Methods: Bovine corneas were used in explant cultures. We quantitatively determined total proteins and collagen as well as the incorporation of 3H-proline in separated collagen types. Collagens type I, V, and VI were separated and quantitated. In order to understand some of the results obtained, we studied the interaction of PCO with collagen type I separately.
Results: In the absence of PCOs, collagen typing and 3H-proline incorporation yielded the expected results for a normal cornea, with the usual proportion of the three major types of collagens. In presence of PCOs at 1 mg/ml and after 24 h incubation, total proteins and collagens decreased, as did papain-extractable collagens. Proteins in the final residue solubilized in 1 M KOH-80% v/v aqueous ethanol increased. The proportion of the three principal collagens was also modified: type I became preponderant, and the proportions of the two others (type V and VI) decreased. The study of the interaction of collagen type I with PCOs showed that 30% of total PCOs do not interact with collagen, 20% interact reversibly, and 50% of PCOs are strongly and irreversibly fixed. This strongly fixed fraction could not be separated from collagen by either column chromatography or collagenase or KOH in aqueous ethanol.

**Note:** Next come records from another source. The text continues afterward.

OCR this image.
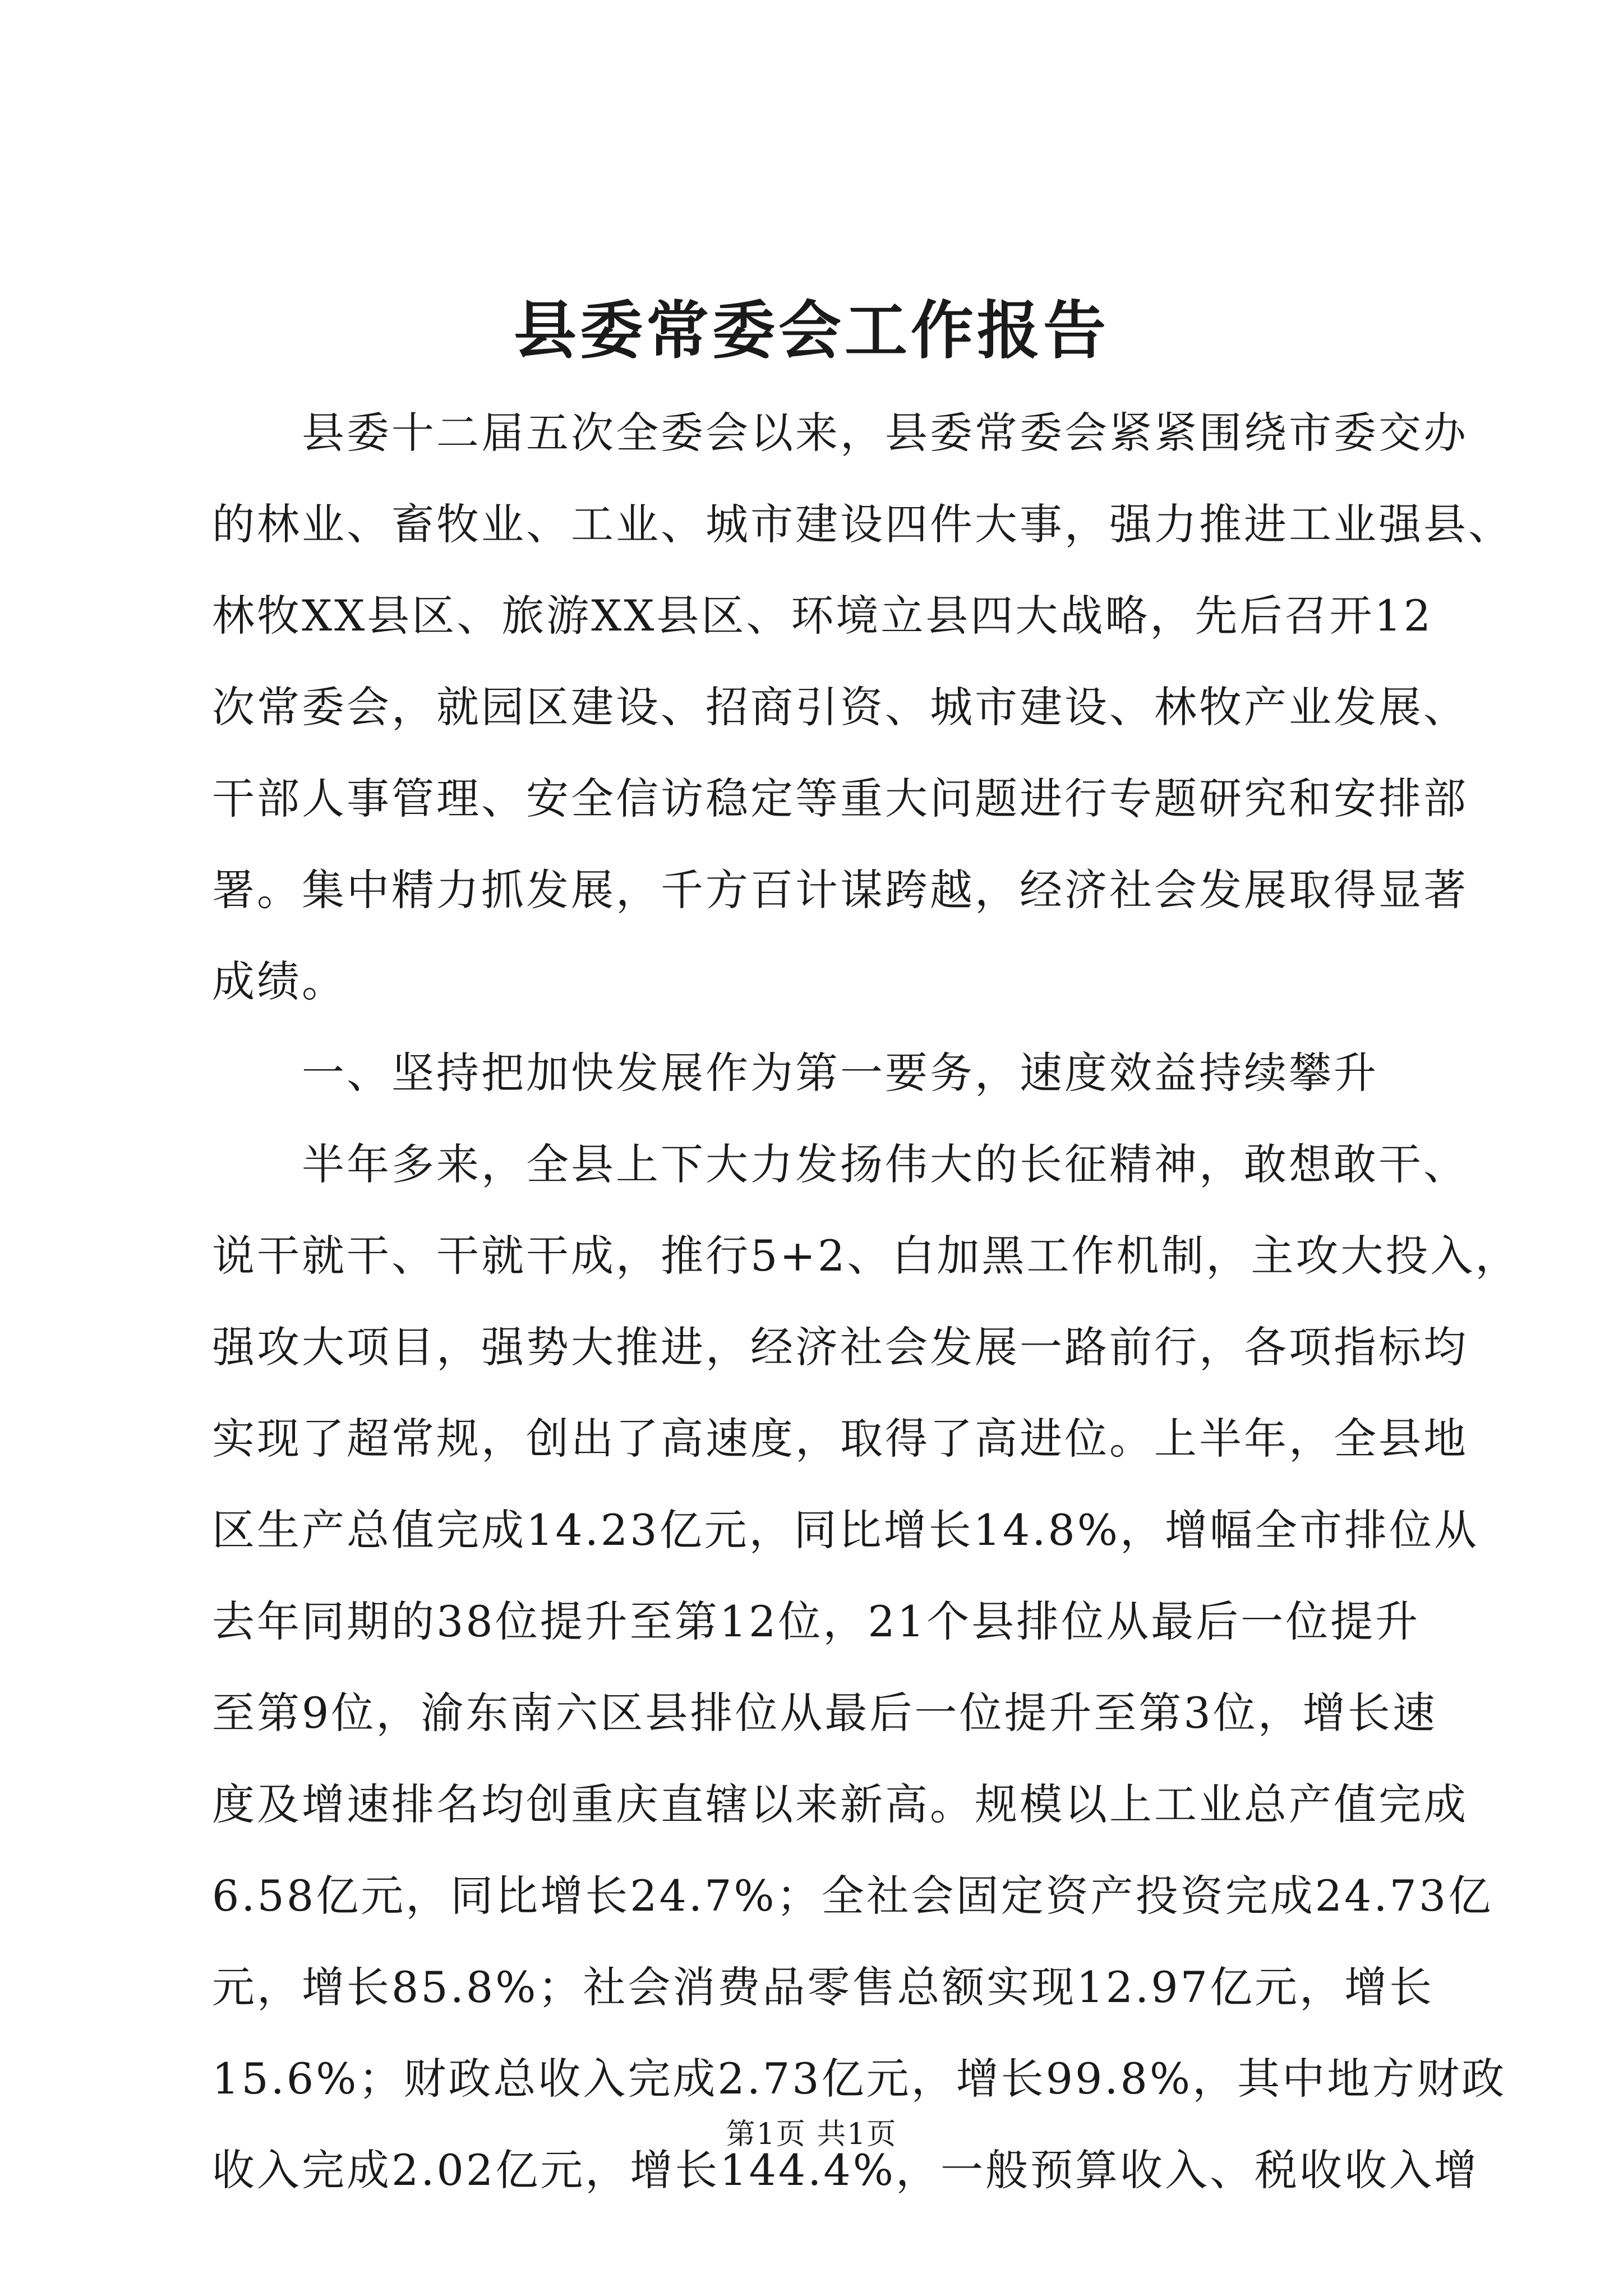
县委常委会工作报告
县委十二届五次全委会以来，县委常委会紧紧围绕市委交办
的林业、畜牧业、工业、城市建设四件大事，强力推进工业强县、
林牧XX县区、旅游XX县区、环境立县四大战略，先后召开12
次常委会，就园区建设、招商引资、城市建设、林牧产业发展、
干部人事管理、安全信访稳定等重大问题进行专题研究和安排部
署。集中精力抓发展，千方百计谋跨越，经济社会发展取得显著
成绩。
一、坚持把加快发展作为第一要务，速度效益持续攀升
半年多来，全县上下大力发扬伟大的长征精神，敢想敢干、
说干就干、干就干成，推行5+2、白加黑工作机制，主攻大投入，
强攻大项目，强势大推进，经济社会发展一路前行，各项指标均
实现了超常规，创出了高速度，取得了高进位。上半年，全县地
区生产总值完成14.23亿元，同比增长14.8%，增幅全市排位从
去年同期的38位提升至第12位，21个县排位从最后一位提升
至第9位，渝东南六区县排位从最后一位提升至第3位，增长速
度及增速排名均创重庆直辖以来新高。规模以上工业总产值完成
6.58亿元，同比增长24.7%；全社会固定资产投资完成24.73亿
元，增长85.8%；社会消费品零售总额实现12.97亿元，增长
15.6%；财政总收入完成2.73亿元，增长99.8%，其中地方财政
收入完成2.02亿元，增长144.4%，一般预算收入、税收收入增
第1页 共1页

Conclusions: Bovine corneas in explant cultures in presence of PCOs undergo a modification of their protein and collagen content, with a concurrent modification of the proportion of collagens types I, V, and VI. Collagen type I predominates, and the two other types decrease. Study of the collagen type I-PCO interaction showed that roughly 50% of PCOs become irreversibly fixed to collagen, resisting collagenase or other methods of separation. This strong PCO-collagen type I interaction explains the decrease in solubility.